Es ist nicht nur die kluge Verzahnung von einer Tanzdarbietung mit der aktiven Publikumsbeteiligung, welche das Stück auszeichnet. Es ist vor allem auch der unglaublich positive Spirit, der im aktuellen Bühnengeschehen eine Ausnahmeerscheinung darstellt.
„Fomo“ – Hungry Sharks
Ein starkes Statement der österreichischen Tanzszene lieferte die Truppe „Hungry Sharks“ von Valentin Alfery ab. Mit „Fomo – the fear of missing out“ gelangt ihnen das Kunststück, das Grazer Publikum, das nicht dafür bekannt ist, leicht in Begeisterungsstürme auszubrechen, zu Standing Ovations hinzureißen. Thema des Stückes ist die permanente Online-Präsenz, die für uns alle bereits zum Alltag gehört.
Ob der permanente Blick auf das Handy, ob die Dauerberieselung durch den Fernsehschirm, ob Gaming oder Bildbearbeitung, es gibt nicht viele Online-Bereiche, die in der Produktion nicht vorkommen. Dafür verwendet Alfery eine abwechslungsreiche Mischung aus vielen Solo- und Ensemblenummern, aber auch Szenen, in welchen mit Gesten Objekte und Situationen gezeigt und nachgestellt werden, die wir alle aus dem Alltag kennen: Das Schreiben auf einer Tastatur, das Wischen am Handy, Selfies produzieren oder der Klingelton beim Eintreffen von neuen Nachrichten oder Mails werden hörbar. Mehrfach wird ein Handscheinwerfer zum Schatten-Hilfsmittel. Mit ihm werden die Tänzerinnen und Tänzer zu übergroßen Figuren an der Wand, gegen die man kämpfen kann, vor denen man sich aber auch fürchten darf, weil sie übermächtig erscheinen.

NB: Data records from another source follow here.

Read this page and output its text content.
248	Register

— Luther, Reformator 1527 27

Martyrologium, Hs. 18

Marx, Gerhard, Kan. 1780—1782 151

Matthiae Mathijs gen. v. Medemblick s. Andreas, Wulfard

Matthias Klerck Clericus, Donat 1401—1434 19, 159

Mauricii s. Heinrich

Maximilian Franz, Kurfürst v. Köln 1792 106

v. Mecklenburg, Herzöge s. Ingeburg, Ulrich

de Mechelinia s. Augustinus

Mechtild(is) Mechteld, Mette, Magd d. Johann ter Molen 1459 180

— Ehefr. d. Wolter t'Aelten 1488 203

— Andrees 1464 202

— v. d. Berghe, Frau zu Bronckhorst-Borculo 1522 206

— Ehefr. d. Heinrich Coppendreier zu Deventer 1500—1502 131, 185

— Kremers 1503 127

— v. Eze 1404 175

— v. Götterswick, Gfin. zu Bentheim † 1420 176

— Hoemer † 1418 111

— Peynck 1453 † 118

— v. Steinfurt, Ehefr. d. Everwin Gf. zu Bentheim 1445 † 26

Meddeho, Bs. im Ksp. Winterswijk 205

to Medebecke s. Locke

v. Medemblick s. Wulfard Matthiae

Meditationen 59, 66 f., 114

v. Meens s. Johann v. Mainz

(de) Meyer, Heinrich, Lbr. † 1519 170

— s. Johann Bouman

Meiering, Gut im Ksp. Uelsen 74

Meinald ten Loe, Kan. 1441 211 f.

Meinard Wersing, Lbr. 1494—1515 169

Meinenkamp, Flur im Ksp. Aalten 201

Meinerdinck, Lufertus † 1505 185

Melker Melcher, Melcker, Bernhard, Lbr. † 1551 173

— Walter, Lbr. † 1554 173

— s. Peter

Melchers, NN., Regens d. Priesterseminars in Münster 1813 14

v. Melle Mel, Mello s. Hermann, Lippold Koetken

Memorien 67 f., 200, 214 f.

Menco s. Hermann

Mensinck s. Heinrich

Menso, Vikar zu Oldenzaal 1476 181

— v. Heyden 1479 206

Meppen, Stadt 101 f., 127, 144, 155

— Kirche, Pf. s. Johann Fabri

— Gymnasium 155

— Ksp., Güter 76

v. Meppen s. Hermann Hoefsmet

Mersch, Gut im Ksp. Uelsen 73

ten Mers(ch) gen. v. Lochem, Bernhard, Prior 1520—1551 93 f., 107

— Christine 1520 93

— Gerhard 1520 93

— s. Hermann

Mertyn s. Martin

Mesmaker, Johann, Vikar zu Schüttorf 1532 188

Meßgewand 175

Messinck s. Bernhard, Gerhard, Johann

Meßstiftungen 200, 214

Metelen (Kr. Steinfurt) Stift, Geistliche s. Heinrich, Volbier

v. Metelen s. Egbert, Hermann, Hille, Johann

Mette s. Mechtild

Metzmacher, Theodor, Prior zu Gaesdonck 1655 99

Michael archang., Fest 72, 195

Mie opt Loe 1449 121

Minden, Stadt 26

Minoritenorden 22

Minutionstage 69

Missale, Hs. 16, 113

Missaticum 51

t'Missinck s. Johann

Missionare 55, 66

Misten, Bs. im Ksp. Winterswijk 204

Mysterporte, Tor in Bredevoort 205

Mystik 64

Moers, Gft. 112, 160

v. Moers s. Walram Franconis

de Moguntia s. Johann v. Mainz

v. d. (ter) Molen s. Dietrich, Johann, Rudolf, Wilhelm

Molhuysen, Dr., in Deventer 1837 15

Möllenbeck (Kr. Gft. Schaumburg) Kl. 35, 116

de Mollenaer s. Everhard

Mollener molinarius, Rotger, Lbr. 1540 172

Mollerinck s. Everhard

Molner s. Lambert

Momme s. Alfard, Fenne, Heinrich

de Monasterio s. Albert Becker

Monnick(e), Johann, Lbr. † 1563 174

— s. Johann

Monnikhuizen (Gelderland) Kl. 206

Es ist die rasante Mischung aus Breakdance, Hip-Hop-Elementen und anderen Urban Dance-Bewegungsmustern, welche die Choreografie so überaus spannend machen. Der häufige Bodenkontakt, charakteristisch für viele Urban Dance-Spielarten, ist besonders in jenen Schluss-Szenen choreografisch extrem reizvoll, in welchen das Ensemble auf diese Weise zu Walzerklängen tanzt.